Less than a week later on The Kremandala Show of April 24, panelist Bill Lindo, a supporter of the ruling People's United Party, claimed that Opposition leader Barrow in his capacity as chief litigator for the Belize Bank drafted an unlimited guarantee for the Government of Belize concerning a loan of $33 million to a consortium of investors for Universal Health Services, a local private hospital which is currently insolvent. Barrow had previously denied this accusation and wrote the Amandala within 24 hours of the statement to announce legal action against Bill Lindo for defamation of character, though he proposed to ignore Kremandala as an equally guilty partner (given that they hosted Lindo) because there was no evidence of a prior conspiracy. Lindo subsequently left the program, but has returned as of December 11, 2007, its last episode of the year. No mention has since been made of the lawsuit.

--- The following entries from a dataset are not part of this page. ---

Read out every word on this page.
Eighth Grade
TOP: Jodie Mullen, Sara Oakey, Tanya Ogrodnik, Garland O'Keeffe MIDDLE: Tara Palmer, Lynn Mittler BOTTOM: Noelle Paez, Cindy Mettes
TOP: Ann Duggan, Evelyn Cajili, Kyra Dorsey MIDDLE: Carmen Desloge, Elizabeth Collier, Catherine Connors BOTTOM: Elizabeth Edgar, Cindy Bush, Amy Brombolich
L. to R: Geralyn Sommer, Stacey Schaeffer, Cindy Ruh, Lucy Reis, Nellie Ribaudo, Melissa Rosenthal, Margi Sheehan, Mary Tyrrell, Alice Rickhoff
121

The Sagis case went to court in May 2008 and Chief Justice Dr. Abdulai Conteh ruled in KREM Radio's favor (see that article for details).

However, recent events led Amandala to change their tune. In May and June 2007 Belizeans rose up in protest over the unilateral signing of a loan note by the Government and Michael Ashcroft's Belize Bank over a 33 million dollar arrangement with the struggling Universal Health Services. That matter is currently on standstill, but the PUP has fallen out of favor with Kremandala, or vice versa, as explained by Hyde in a recent "From the Publisher".